Do you like working out in the morning or at night? Check what time the gym closes and opens. If you’re a morning person, make sure your gym opens early enough that you can workout before going to work. If you prefer working out after work hours, make sure the gym you choose stays open until past office hours. If you work at odd hours, consider joining a gym that stays open 24/7.
Check out gyms you’re considering before committing to a membership. Do an ocular, or ask the associates if they have a trial day pass so you get the feel of the place. Is it clean and well-maintained? Are there enough machines and equipment for the number of people who work out there? Make sure you check if the equipment they have is sufficient for the types of exercise you want to be doing. Don’t forget to check out the locker room facilities, too!

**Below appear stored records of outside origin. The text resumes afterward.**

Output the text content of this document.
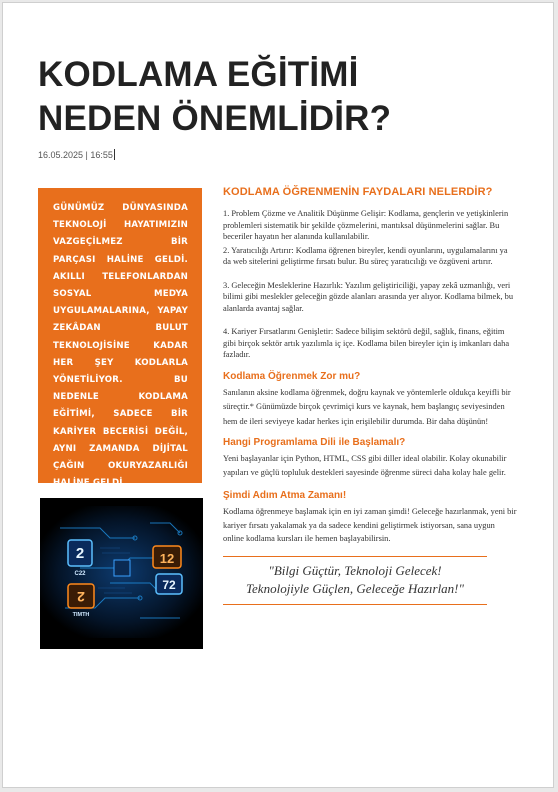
KODLAMA EĞİTİMİ
NEDEN ÖNEMLİDİR?
16.05.2025 | 16:55

GÜNÜMÜZ DÜNYASINDA TEKNOLOJİ HAYATIMIZIN VAZGEÇİLMEZ BİR PARÇASI HALİNE GELDİ. AKILLI TELEFONLARDAN SOSYAL MEDYA UYGULAMALARINA, YAPAY ZEKÂDAN BULUT TEKNOLOJİSİNE KADAR HER ŞEY KODLARLA YÖNETİLİYOR. BU NEDENLE KODLAMA EĞİTİMİ, SADECE BİR KARİYER BECERİSİ DEĞİL, AYNI ZAMANDA DİJİTAL ÇAĞIN OKURYAZARLIĞI HALİNE GELDİ.

2
C22
12
72
2
TIMTH
KODLAMA ÖĞRENMENİN FAYDALARI NELERDİR?

1. Problem Çözme ve Analitik Düşünme Gelişir: Kodlama, gençlerin ve yetişkinlerin problemleri sistematik bir şekilde çözmelerini, mantıksal düşünmelerini sağlar. Bu beceriler hayatın her alanında kullanılabilir.

2. Yaratıcılığı Artırır: Kodlama öğrenen bireyler, kendi oyunlarını, uygulamalarını ya da web sitelerini geliştirme fırsatı bulur. Bu süreç yaratıcılığı ve özgüveni artırır.

3. Geleceğin Mesleklerine Hazırlık: Yazılım geliştiriciliği, yapay zekâ uzmanlığı, veri bilimi gibi meslekler geleceğin gözde alanları arasında yer alıyor. Kodlama bilmek, bu alanlarda avantaj sağlar.

4. Kariyer Fırsatlarını Genişletir: Sadece bilişim sektörü değil, sağlık, finans, eğitim gibi birçok sektör artık yazılımla iç içe. Kodlama bilen bireyler için iş imkanları daha fazladır.

Kodlama Öğrenmek Zor mu?

Sanılanın aksine kodlama öğrenmek, doğru kaynak ve yöntemlerle oldukça keyifli bir süreçtir.* Günümüzde birçok çevrimiçi kurs ve kaynak, hem başlangıç seviyesinden hem de ileri seviyeye kadar herkes için erişilebilir durumda. Bir daha düşünün!

Hangi Programlama Dili ile Başlamalı?

Yeni başlayanlar için Python, HTML, CSS gibi diller ideal olabilir. Kolay okunabilir yapıları ve güçlü topluluk destekleri sayesinde öğrenme süreci daha kolay hale gelir.

Şimdi Adım Atma Zamanı!

Kodlama öğrenmeye başlamak için en iyi zaman şimdi! Geleceğe hazırlanmak, yeni bir kariyer fırsatı yakalamak ya da sadece kendini geliştirmek istiyorsan, sana uygun online kodlama kursları ile hemen başlayabilirsin.

"Bilgi Güçtür, Teknoloji Gelecek!
Teknolojiyle Güçlen, Geleceğe Hazırlan!"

Ask about their in-house trainers and coaches, or even schedule a trial session. Do you think they’re helpful enough? Do you like their style of helping you out? If the gym offers group classes, enroll in a trial class or sit and watch. Do you think you’ll enjoy the classes?
Check the rates and make sure you know what you’re paying for. Some gyms can be two or three times more expensive than others—if you’re choosing the more expensive option, know what you’re paying extra for. Is the space newer or better maintained? Are the trainers more hands-on? Does the more expensive gym offer more conveniences? Take everything into account. Check out their payment schemes and how long a contract is and how tied to it you’ll be. The last thing you want is to be paying for a place you won’t go to or will hate going to.